Cette sortie de Thiath avait été mal interprétée au sommet et des signes de désapprobation lui ont été envoyés par divers canaux. Avant que cette situation ne se présente. En tout cas, la coïncidence est troublante. Mais, aux dernières nouvelles, c’est le « Shérif de Rufisque », Me Mbaye Jacques Diop, qui a décanté la situation. Un coup de fil à Me Madické Niang et le tour est joué. Entendu, Thiath a été libre de tout mouvement. Toutefois, il n’est pas exclu qu’il se présente, ce matin, devant les hommes de loi. Du côté des journalistes de la vieille ville, une stratégie de riposte est en gestation. Solidarité waay !

Pancartes

« L’Ecole sénégalaise d’hier et d’aujourd’hui : Rôle et place de l’enseignant dans la Société ». C’est autour de ce thème d’une brûlante actualité que l’édition 2009 de la commémoration de la journée du 26 août 1958 sera placée. Ainsi en a décidé le Bureau exécutif de l’Association nationale des porteurs de pancartes, présidé par Me Mbaye-Jacques Diop. Placée sous la présidence d’honneur de Me Abdoulaye Wade, elle aura comme parrain feu Amadou Racine Ndiaye, ancien Secrétaire général du Mjups.

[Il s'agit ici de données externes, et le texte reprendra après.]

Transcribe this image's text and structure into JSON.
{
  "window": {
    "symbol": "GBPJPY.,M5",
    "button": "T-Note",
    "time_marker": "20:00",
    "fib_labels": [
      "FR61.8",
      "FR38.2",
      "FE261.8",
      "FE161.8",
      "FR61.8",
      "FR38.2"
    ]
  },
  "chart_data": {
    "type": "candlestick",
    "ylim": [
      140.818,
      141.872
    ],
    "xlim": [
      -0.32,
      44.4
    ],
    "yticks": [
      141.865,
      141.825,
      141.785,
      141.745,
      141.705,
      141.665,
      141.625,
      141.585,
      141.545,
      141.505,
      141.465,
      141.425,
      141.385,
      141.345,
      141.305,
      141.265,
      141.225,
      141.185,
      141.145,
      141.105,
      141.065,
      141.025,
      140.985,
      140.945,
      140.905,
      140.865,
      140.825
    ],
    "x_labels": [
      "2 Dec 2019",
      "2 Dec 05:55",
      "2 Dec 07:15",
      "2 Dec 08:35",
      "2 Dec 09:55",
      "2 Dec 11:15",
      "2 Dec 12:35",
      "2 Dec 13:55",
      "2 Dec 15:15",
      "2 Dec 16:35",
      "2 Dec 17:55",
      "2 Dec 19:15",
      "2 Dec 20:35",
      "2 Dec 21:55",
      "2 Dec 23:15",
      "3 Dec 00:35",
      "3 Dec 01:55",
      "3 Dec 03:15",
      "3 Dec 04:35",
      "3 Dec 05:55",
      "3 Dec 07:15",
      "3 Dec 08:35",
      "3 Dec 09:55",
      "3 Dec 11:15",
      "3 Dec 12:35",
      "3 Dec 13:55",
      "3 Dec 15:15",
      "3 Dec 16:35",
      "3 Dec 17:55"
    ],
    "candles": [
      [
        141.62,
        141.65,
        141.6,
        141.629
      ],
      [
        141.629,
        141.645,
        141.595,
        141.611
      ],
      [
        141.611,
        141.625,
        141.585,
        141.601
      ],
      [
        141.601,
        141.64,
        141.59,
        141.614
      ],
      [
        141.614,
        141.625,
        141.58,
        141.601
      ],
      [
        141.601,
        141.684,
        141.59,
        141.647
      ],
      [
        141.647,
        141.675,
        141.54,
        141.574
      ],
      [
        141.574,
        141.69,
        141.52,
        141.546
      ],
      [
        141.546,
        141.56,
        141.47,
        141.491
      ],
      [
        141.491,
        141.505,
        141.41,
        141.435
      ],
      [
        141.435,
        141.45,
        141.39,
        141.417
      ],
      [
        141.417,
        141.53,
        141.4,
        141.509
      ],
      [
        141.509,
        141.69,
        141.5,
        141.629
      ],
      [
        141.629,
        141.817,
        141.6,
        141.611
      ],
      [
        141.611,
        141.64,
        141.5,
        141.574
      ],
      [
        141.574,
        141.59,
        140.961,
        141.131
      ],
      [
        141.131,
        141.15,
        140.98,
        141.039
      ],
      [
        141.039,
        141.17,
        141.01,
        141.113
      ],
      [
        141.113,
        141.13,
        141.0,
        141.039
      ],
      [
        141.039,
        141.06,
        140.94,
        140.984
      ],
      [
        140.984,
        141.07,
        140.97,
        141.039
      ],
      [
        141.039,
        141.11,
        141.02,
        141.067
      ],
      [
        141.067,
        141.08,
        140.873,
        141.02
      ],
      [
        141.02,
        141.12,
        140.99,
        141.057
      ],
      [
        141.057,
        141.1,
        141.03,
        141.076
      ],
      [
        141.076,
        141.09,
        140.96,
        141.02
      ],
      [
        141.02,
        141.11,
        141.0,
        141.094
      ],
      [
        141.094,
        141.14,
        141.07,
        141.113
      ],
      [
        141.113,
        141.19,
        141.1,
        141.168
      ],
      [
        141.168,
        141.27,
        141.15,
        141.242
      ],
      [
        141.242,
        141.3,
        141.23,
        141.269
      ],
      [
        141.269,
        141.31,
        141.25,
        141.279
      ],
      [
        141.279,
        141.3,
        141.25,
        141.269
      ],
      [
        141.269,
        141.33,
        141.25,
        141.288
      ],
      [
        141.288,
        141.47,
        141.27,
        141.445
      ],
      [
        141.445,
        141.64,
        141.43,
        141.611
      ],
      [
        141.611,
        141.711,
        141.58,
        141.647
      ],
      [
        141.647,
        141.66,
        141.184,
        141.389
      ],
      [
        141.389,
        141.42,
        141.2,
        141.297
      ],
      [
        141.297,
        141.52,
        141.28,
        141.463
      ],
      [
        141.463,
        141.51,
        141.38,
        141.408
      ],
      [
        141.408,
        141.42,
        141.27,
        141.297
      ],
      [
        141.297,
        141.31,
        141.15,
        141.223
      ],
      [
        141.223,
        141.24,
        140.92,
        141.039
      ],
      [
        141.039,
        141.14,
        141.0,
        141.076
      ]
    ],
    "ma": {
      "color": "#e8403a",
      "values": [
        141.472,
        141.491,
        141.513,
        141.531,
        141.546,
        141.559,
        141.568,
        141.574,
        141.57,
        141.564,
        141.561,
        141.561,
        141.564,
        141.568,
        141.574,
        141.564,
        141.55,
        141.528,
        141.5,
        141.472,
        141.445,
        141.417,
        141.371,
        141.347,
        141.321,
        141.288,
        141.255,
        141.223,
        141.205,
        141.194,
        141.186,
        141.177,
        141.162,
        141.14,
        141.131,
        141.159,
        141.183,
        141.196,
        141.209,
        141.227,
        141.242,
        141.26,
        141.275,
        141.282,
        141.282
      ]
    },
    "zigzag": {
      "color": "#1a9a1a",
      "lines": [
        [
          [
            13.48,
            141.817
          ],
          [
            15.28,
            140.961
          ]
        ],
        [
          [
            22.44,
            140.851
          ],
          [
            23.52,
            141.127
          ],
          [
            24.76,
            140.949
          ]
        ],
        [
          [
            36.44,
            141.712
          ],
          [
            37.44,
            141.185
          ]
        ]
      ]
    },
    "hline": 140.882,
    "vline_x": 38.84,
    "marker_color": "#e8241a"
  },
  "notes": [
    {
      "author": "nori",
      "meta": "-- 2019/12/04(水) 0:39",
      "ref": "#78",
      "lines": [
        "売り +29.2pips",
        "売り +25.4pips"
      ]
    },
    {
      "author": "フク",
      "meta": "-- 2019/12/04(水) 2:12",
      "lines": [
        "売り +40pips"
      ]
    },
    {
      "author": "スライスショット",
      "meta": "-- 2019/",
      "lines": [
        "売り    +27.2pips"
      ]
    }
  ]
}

Ex-ministre, ambassadeur et défenseur acharné des libertés démocratiques, il fut un acteur majeur de la lutte pour l’indépendance. Outre l’hommage particulier qui lui sera rendu pour son militantisme, des fenêtres seront ouvertes sur d’autres personnalités comme Feue Awa Dia Thiam, feu Mbaye Paye et feu Amadou Sam Wagne. La cérémonie de commémoration aura lieu dans les jardins de l’hôtel de ville de Dakar. Sur place se tiendra, en même temps, une exposition de photos sur la vie du parrain et les évènements de l’époque. Comme un peuple sans histoire est une nation sans âme …

Faux visa

Pour réclamer ses 7 millions FCfa destinés à trouver des visas pour l’étranger, Diariétou Bâ a envoyé sa sœur en prison pendant 20 jours. Pour faire voyager ses enfants, la plaignante est allée voir sa grande sœur, Taïbou Bâ, infirmière demeurant à Sicap Mbao, pour qu’elle la recommande auprès avec Cheikh Diop. Celui-ci aurait fait voyager des connaissances. Au départ, la prévenue n’était pas du même avis et avait suggéré à sa frangine de suivre la voie normale. Mais Diariétou Bâ a voulu que les transactions passent par le nommé Cheikh Diop. Les remises d’argent au convoyeur ont même eu lieu en présence de la requérante. Cependant, quand les deux sœurs se sont rendu compte du coup fourré de M.

Diop, Diariétou n’a pas hésité à saisir les pandores. Ceux-ci ont arrêté sa sœur et l’ont mise sous mandat de dépôt le 10 juin dernier. À la barre, la prévenue a expliqué avoir remboursé l’argent pour garder l’unité familiale. Taïbou Bâ a souligné que c’est elle qui prend pourtant en charge sa sœur qui ne travaille pas. Le procureur de la République a trouvé les faits constants et a requis l’application de la loi. Les conseils de la défense ont, pour leur part, plaidé la relaxe pure et simple. Et, ils ont été suivis par le tribunal. Attendons de voir.

Dysfonctionnement

Des dysfonctionnements ont été relevés hier dans l’organisation du Baccalauréat à Ziguinchor. C’était lors de la traditionnelle visite du gouverneur dans les différents centres qui abritent les examens. Si les choses se sont bien déroulées dans les autres centres, des dysfonctionnements ont été notés au collège Saint Charles Lwanga dans le jury 1001 où composent 307 potaches. Des candidats en nombre pléthorique qui ont composé dans trois salles et qui étaient tous assis par deux sur chaque table. Se qui n’est pas conforme aux normes de l’Office du Baccalauréat. Des dysfonctionnements que l’adjoint au gouverneur chargé des affaires administratives, Paul Dione, et la délégation qui l’accompagnait ont tous regretté.